SPAGHETTI OR BUCCATINI ALLA CARBONARA

I prefer this dish with pancetta, but If you are a purist, make it with guanciale (pork cheeks).  If you don't have pancetta, go ahead and make it with bacon.  Authentic spaghetti alla carbonara does not contain cream.  The creaminess comes from the eggs and cheese.  I used the eggs my friend, Sandi, gave me.  The yolks were the color of a beautiful sunset.  Grate the cheeses, slice the shallots and garlic first and set them aside on a cutting board. This was my son, Brandon’s, favorite.  Why go to a restaurant for this when you can make it to perfection at home?



3 oz pancetta, guanciale, or 4 strips bacon, chopped 
1 T olive oil or avocado oil
1 T unsalted butter
1 medium shallot, cut in half and thinly sliced
1 clove garlic, thinly sliced
¼ cup dry white wine
½ lb buccatini or spaghetti
1 whole egg and 1egg yolk
¼ cup freshly grated Parmigiano-Reggiano cheese   
¼ cup freshly grated Pecorino Romano cheese
Freshly ground black pepper
½ t red pepper flakes
1 T chopped fresh basil
Thinly shaved Parmigiano or Pecorino cheese, for garnish

In a large skillet that is big enough to hold the cooked pasta, cook the pancetta,  guanciale, or bacon until crisp.
Remove with a slotted spoon to a plate.
Pour out all but 1 tablespoon of the fat, add the olive oil and butter; sauté the shallot for about 2 minutes.
Add the garlic and sauté another minute.
Add the wine and stir with a wooden spoon, scraping up the flavorful brown particles. 
Turn off the heat and set aside.

Bring a large pot of salted water to a boil, add the buccatini and cook 10 to 12 minutes, cook spaghetti 7 to 8 minutes, until al dente. 
Drain the pasta, but save some of the pasta water.

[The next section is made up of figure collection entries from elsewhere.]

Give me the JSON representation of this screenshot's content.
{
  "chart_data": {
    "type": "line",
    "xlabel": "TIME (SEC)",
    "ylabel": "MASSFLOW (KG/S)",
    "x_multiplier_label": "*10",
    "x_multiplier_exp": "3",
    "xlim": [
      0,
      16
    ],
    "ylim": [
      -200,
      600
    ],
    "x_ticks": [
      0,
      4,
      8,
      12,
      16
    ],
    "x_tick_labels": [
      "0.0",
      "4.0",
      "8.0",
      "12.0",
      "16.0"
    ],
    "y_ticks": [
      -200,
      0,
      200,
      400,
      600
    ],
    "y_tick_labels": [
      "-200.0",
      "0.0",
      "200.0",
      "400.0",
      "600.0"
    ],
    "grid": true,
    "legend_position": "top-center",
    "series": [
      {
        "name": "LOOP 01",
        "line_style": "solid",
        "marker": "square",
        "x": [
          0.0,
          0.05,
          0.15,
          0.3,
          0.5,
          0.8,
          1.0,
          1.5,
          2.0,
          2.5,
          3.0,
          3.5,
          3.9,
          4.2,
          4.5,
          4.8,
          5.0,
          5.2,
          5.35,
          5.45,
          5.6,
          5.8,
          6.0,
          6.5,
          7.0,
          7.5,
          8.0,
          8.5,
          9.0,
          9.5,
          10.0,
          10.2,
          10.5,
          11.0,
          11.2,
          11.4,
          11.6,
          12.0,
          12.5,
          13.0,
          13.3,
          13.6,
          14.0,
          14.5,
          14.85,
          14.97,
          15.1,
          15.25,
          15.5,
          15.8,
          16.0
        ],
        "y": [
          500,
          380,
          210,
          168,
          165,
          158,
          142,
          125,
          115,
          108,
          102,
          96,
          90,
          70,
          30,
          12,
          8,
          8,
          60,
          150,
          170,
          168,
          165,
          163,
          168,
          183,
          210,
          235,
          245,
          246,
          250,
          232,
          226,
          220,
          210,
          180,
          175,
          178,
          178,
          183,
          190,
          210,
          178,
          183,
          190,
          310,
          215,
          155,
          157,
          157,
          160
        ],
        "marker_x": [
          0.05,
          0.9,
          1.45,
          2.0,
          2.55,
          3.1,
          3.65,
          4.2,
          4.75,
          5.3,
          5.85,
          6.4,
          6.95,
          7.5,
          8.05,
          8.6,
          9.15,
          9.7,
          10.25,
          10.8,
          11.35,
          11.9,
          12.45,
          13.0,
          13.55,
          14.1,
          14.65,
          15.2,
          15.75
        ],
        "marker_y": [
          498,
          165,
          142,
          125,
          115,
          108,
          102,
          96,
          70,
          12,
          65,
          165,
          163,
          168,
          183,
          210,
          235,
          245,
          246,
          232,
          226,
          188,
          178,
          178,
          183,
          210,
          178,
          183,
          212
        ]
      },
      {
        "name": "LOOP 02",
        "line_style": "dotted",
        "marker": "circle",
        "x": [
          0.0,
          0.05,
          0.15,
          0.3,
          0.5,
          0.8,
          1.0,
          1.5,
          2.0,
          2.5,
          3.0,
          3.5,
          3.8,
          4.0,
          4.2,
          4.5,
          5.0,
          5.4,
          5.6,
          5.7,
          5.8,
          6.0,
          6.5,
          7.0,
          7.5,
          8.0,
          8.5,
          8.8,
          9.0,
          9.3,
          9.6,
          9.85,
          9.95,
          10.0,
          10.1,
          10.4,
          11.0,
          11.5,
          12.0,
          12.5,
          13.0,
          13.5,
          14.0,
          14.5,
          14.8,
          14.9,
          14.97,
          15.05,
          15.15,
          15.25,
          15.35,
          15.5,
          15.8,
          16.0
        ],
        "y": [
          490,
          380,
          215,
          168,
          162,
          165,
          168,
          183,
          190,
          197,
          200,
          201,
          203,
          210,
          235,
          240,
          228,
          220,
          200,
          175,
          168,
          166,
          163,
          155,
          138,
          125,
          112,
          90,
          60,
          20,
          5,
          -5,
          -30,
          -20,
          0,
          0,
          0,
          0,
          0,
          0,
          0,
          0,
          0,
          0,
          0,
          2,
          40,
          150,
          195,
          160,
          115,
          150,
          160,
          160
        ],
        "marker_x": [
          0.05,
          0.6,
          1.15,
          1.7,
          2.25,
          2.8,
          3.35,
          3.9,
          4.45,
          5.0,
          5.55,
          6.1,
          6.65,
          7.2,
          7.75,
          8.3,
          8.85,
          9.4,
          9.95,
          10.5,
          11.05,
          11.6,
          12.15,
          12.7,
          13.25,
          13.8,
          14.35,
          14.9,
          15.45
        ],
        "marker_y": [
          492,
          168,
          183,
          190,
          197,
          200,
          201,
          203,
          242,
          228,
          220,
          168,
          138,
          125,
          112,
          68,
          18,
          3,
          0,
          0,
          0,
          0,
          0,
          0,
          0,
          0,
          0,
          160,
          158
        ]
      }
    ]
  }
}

While the pasta is cooking, put the whole egg and egg yolk into a mixing bowl. 
Add half of the grated cheeses and season to taste with black pepper and red pepper flakes. Whisk until well combined. 
Return the skillet to low heat. 
Add the hot drained pasta to the pan and toss for a couple of minutes to incorporate.

Remove the skillet from the burner and pour the egg-cheese mixture onto the pasta, tossing quickly and thoroughly, which will gently cook the eggs using the heat of the pasta, but not scramble them.
Return the skillet to low heat, add bacon and toss another minute.
Add some of the reserved pasta water to thin the sauce.
Add a little more grated cheese, the chopped basil, and serve.